所以演员的表达格外重要,既要传出剧本中的情感,又不能让观众觉得太刻意。
汪雅宁思考片刻,也推翻了自己之前的想法:“梁怡是个性格内敛的人,她从小在这样的环境中长大,对这一结果已经有所预料。所以即便有爱和恨,我想应该也会表达得克制一点。”
许今越揉了揉太阳穴:“我想想。

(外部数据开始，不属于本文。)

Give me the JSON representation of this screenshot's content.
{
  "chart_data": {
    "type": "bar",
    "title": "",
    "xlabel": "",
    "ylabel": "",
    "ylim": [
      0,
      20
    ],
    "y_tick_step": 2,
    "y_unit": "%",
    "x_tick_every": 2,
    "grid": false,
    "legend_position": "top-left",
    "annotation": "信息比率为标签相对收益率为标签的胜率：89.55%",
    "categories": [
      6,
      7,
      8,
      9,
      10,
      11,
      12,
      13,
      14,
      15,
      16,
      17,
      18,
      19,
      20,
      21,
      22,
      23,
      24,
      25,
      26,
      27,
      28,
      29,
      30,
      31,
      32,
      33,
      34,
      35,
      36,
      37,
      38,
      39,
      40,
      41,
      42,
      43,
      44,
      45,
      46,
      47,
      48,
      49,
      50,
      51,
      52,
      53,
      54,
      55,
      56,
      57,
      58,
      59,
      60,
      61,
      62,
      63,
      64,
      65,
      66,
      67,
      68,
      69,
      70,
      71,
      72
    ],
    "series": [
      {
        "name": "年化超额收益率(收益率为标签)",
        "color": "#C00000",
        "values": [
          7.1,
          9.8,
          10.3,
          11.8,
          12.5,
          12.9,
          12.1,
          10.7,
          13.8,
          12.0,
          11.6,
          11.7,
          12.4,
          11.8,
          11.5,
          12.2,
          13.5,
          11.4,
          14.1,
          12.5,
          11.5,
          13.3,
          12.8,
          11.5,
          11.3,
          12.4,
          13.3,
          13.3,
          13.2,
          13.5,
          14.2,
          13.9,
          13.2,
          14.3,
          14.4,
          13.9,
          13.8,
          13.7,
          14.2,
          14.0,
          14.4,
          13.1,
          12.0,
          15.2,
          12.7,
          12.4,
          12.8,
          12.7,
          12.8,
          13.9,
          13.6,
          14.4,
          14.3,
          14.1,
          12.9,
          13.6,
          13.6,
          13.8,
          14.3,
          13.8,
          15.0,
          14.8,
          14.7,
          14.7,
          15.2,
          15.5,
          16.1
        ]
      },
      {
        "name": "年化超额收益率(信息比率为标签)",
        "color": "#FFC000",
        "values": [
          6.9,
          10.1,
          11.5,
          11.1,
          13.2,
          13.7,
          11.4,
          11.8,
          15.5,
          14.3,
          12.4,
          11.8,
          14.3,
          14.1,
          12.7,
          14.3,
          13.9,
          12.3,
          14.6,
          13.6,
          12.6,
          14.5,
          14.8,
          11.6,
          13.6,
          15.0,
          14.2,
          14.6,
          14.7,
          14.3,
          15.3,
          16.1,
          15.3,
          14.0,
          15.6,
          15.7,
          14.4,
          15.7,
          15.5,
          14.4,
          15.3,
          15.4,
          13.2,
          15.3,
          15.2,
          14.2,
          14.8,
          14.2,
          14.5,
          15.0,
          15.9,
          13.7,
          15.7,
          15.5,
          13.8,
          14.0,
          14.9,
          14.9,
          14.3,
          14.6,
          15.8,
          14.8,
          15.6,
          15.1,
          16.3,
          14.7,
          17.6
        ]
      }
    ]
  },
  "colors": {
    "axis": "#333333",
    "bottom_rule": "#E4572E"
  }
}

”
她咀嚼着角色的想法,试着又用不同的状态演了两条,没有开机,只是作为走戏给汪雅宁展示了一下。
但汪雅宁看完后依旧摇了摇头。
这条戏来来回回讨论表演了好多遍,许今越也觉得越演感觉越不对。
最终,在重来后十几条后,她提出道,“要不然试试留白呢?”
“把这些太重的东西都扔掉,梁怡本身是个情绪很克制的人,如果让她一下子展现出那么多重的情绪,反而有点不切合人物角色了。”
这就是她越演越觉得奇怪的原因。
“我前面考虑过。”
汪雅宁迟疑了一下,道,“但会不会有点太偷懒了。”
将这样一段本来重情绪来表达人物转折的点举重若轻地放下,感觉有些不舍。
但其实她也考虑过,太过华丽的炫技,有的时候还不如朴素的白描给人的震撼力大,倒不是试试留白。
“可以试试效果。”
许今越说,“反正都重来这么多次了,也不差这一版了。”
“也是。”
汪雅宁问郑知溪,“你觉得呢?”
郑知溪耸了耸肩:“我是个编剧,对镜头没什么想法,只要能呈现我想表达的,用什么样的镜头我都无所谓。”
汪雅宁拍板道:“ok,那就再来!”
……
樊静按住梁怡的肩膀:“你会明白的,对吗?”
镜子里的人只露出半张脸,嘴唇的弧度很平,神态有点模糊。
片刻后,她才张唇,轻声道:“我知道了。”
在樊静满意离开后,镜头再度下移,镜中人的脸露了出来。
她今天打扮得很漂亮,美得像一团模糊的,仿佛随时要消散的雾气。
她对着镜子,摸了摸自己的领口。
紧贴着脖子的圆圆领口是枷锁。
把她框在中间的四方镜子是囚牢。
垂着睫毛的梁怡抬起眼,镜中人的眼神是一种静静的悲凉。
爱恨太沉重,于是在镜中被凝结成了这一种悲凉和无可奈何。
镜头再反打到真人脸上,再度睁开眼时,她的表情却更加平静。
她带上自己一贯的伪装面具,接受了自己的命运。
“卡。”
汪雅宁对这一遍呈现出的效果终于满意了。
爱是最初的本能,恨是最后的自救,痛苦则是贯穿一生的情绪,如果要靠眼神表达这多重情绪实在太繁复,倒不如轻轻带过,让观众去品味梁怡此时此刻的心情。
“再保一条,我们就结束。”
汪雅宁道。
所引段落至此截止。